Named for their birthplace—Jersey, the largest island in the English Channel—Jersey cows are thought to be one of the oldest dairy breeds. They first arrived on American soil in 1697, according to the American Jersey Cattle Association (AJCA), but didn’t proliferate until the 1800s. Today there are approximately one million milking Jerseys in the US, and the breed’s adaptability to various climates and landscapes has allowed it to spread successfully across the world from Canada to Japan.
The cow’s relatively small size and milking efficiency makes it an ideal choice for first-time dairy farmers, particularly those interested in totally grass-fed operations. (While some larger breeds require supplemental grain-based feed, Jerseys can thrive solely on grass.) They also reach puberty sooner than most other breeds, and may begin calving at an age younger than average, which means a faster return on farmers’ investments.

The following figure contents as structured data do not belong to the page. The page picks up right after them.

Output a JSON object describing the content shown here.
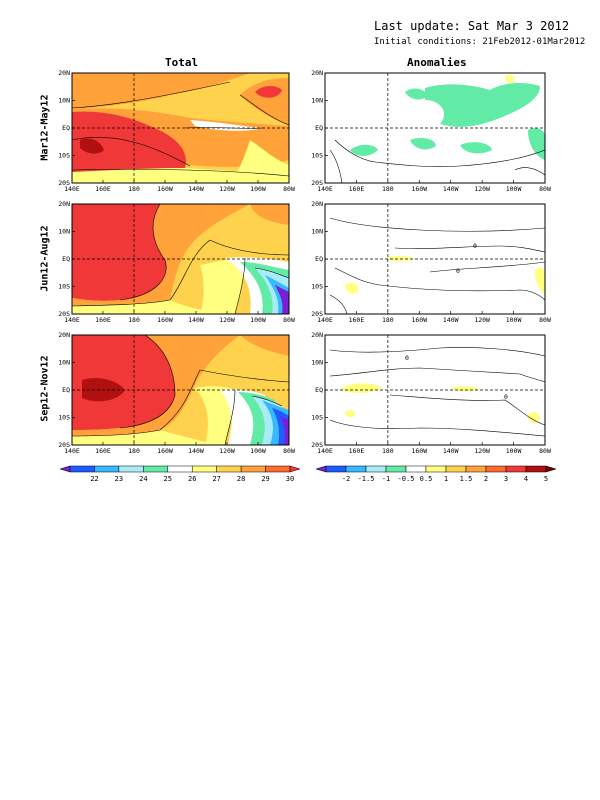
{
  "header": {
    "update": "Last update: Sat Mar  3 2012",
    "initial": "Initial conditions: 21Feb2012-01Mar2012"
  },
  "columns": {
    "left": "Total",
    "right": "Anomalies"
  },
  "rows": [
    "Mar12-May12",
    "Jun12-Aug12",
    "Sep12-Nov12"
  ],
  "axes": {
    "x_ticks": [
      "140E",
      "160E",
      "180",
      "160W",
      "140W",
      "120W",
      "100W",
      "80W"
    ],
    "y_ticks": [
      "20N",
      "10N",
      "EQ",
      "10S",
      "20S"
    ]
  },
  "contour_labels": {
    "anom_row2": [
      "0",
      "0"
    ],
    "anom_row3": [
      "0",
      "0"
    ]
  },
  "colorbars": {
    "total": {
      "labels": [
        "22",
        "23",
        "24",
        "25",
        "26",
        "27",
        "28",
        "29",
        "30"
      ],
      "colors": [
        "#7a1fd6",
        "#1f5cff",
        "#38b8ff",
        "#a8ecf8",
        "#62eba6",
        "#ffffff",
        "#ffff80",
        "#ffd24d",
        "#ffa23a",
        "#ff6a30",
        "#f03838"
      ]
    },
    "anom": {
      "labels": [
        "-2",
        "-1.5",
        "-1",
        "-0.5",
        "0.5",
        "1",
        "1.5",
        "2",
        "3",
        "4",
        "5"
      ],
      "colors": [
        "#7a1fd6",
        "#1f5cff",
        "#38b8ff",
        "#a8ecf8",
        "#62eba6",
        "#ffffff",
        "#ffff80",
        "#ffd24d",
        "#ffa23a",
        "#ff6a30",
        "#f03838",
        "#b01010",
        "#700000"
      ]
    }
  }
}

Appearance and Temperament
At approximately 48 inches tall and weighing 800 to 1,300 pounds, the Jersey is one of the smallest non-miniature dairy breeds, seen in a range of colors from light tan to almost black. The cows sport light-colored bands around their muzzles, black switches of long hair at the end of their tails, and black hooves. “Stereotypically, they’re very pretty cows,” says Ben Godfrey, owner of Sand Creek Farm in Cameron, Texas. But don’t let their beauty fool you: Though heifers are generally docile, Jersey bulls are notoriously aggressive.
Milk and Cheese
Jerseys are known for producing milk with extremely high butterfat and protein content. On average, the milk is 4.7 percent butterfat and 3.6 percent protein—numbers that work in cheesemakers’ favor, as more milk solids produce more curds per gallon of milk. Godfrey notes that his cows are “good givers,” producing about 27 pounds (three gallons) of milk per cow per day.

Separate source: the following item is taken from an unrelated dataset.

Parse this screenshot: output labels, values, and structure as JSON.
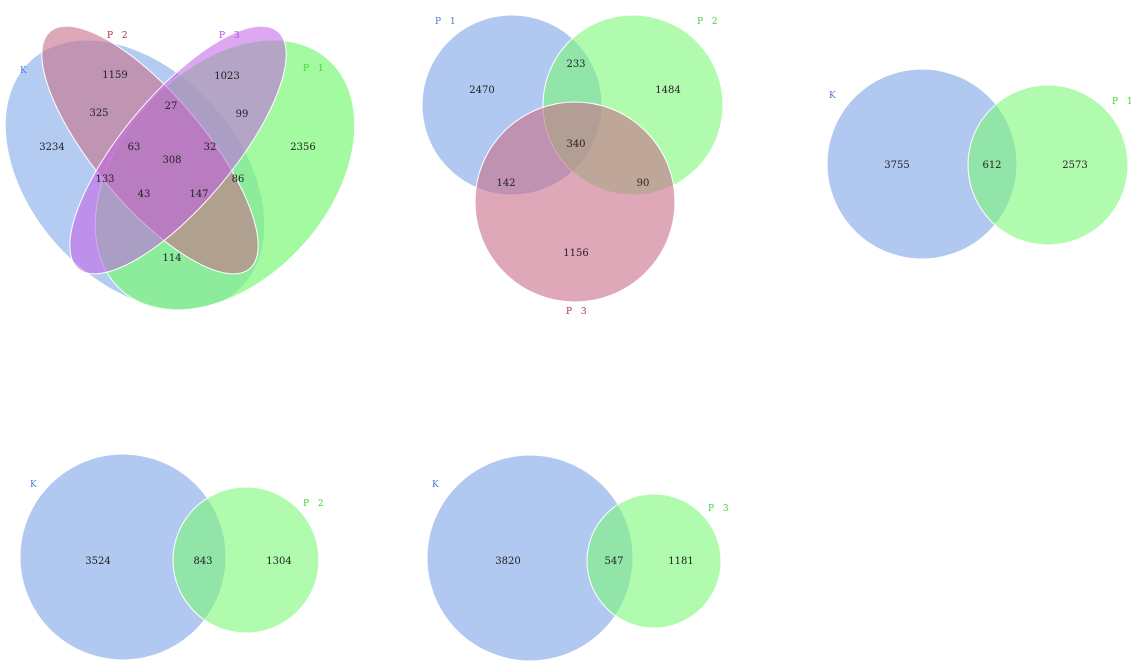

In fact, Jerseys can produce up to five gallons of milk a day, a feat for smaller cows. The AJCA calculates that to produce the same amount of milkfat, protein, and other solids as a single Holstein—a popular larger breed—a Jersey cow requires 32 percent less water and 11 percent less land, thus generating a 20 percent smaller carbon footprint.
“Look at how much feed you’re putting into [Jerseys] versus the poundage of milk coming out, and they’re more efficient,” says Jersey fan Mary Falk, proprietor and cheesemaker at LoveTree Farmstead Cheese in Grantsburg, Wis. “They make more money.”
It’s wise to take advantage of Jersey milk’s high butterfat content when making cheese, Falk adds. Her go-to wheels are stinky French Munster (not be confused with mild American muenster). “Munster is so decadent,” she says. “To make it [with] Jersey milk is just to die for.” In Texas, Godfrey uses Jersey milk to produce award-winning gouda as well as soft and semi-soft cheeses such as Brie, Camembert, and mascarpone.